Produkte mit einem ESG-Fokus bei der Kapitalanlage haben sich in den vergangenen Jahren zu einem wachsenden Markt entwickelt. Dass Finanzberater nun dazu verpflichtet sind, ihre Kunden zu fragen, ob Nachhaltigkeitskriterien bei der Geldanlagen berücksichtigt werden sollen, dürfte die Nachfrage nach entsprechenden Angeboten weiter vorantreiben. Doch mittlerweile ist das Thema nicht nur infolge gesetzlicher Vorstöße auch in viele Finanzbereiche vorgedrungen. "Angesichts der aktuellen Wachstumszahlen ist es eine Frage der Zeit, bis sich nachhaltige Finanzierungen im Alltag etablieren", kommentiert Bain-Partner Christian Graf die Ergebnisse der Analyse "Hohe Renditen, geringes Risiko: ESG-Finanzierungen rücken in den Fokus der Banken", die das Beratungshaus Ende Februar veröffentlicht hat. 

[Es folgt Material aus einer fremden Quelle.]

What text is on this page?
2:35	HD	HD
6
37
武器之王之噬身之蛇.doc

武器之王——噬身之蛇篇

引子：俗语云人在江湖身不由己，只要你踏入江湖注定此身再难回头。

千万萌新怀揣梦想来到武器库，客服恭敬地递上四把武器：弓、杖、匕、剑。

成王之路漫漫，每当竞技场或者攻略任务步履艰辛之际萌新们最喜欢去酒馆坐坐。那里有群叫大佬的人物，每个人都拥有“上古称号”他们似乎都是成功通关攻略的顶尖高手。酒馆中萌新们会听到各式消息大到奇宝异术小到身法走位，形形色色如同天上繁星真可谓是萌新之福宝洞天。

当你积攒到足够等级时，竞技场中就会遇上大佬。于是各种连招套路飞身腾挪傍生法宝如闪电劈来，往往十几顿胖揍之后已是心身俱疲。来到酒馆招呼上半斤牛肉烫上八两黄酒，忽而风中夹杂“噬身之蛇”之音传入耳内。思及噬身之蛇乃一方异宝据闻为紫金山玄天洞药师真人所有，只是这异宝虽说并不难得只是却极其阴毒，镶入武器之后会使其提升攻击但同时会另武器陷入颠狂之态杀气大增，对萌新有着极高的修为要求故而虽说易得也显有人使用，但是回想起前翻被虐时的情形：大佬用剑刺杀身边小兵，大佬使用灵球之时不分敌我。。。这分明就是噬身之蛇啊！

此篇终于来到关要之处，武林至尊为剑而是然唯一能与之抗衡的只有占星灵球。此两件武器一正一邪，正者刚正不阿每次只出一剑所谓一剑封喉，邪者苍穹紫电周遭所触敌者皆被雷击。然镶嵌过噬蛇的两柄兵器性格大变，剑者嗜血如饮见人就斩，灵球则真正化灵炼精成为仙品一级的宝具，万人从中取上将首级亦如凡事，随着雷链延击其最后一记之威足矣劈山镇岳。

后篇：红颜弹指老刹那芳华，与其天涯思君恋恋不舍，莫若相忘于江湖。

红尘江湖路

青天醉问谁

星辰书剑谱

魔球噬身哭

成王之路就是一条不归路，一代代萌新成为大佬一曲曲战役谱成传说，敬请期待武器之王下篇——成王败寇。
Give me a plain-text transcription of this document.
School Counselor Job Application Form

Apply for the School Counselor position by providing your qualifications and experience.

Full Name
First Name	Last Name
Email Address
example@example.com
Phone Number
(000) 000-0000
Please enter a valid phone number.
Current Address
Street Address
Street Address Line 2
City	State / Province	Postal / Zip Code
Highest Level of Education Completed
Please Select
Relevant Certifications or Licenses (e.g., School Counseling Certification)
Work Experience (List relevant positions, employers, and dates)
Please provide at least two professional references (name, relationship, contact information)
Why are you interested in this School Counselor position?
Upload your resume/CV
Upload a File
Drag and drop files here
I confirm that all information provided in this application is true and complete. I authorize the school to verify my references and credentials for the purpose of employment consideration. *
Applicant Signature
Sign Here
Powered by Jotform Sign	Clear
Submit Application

Danach hat sich in Europa das Volumen ESG-gebundener Kredite an Unternehmen von 27 Milliarden Euro im Jahr 2017 auf 102 Milliarden Euro im Jahr 2019 mehr als vervierfacht. Die globalen Wachstumsraten des ESG-bezogenen Emissionsvolumens liegen bei 268 Milliarden Euro. Dies entspreche aber erst ein Prozent aller Unternehmensanleihen.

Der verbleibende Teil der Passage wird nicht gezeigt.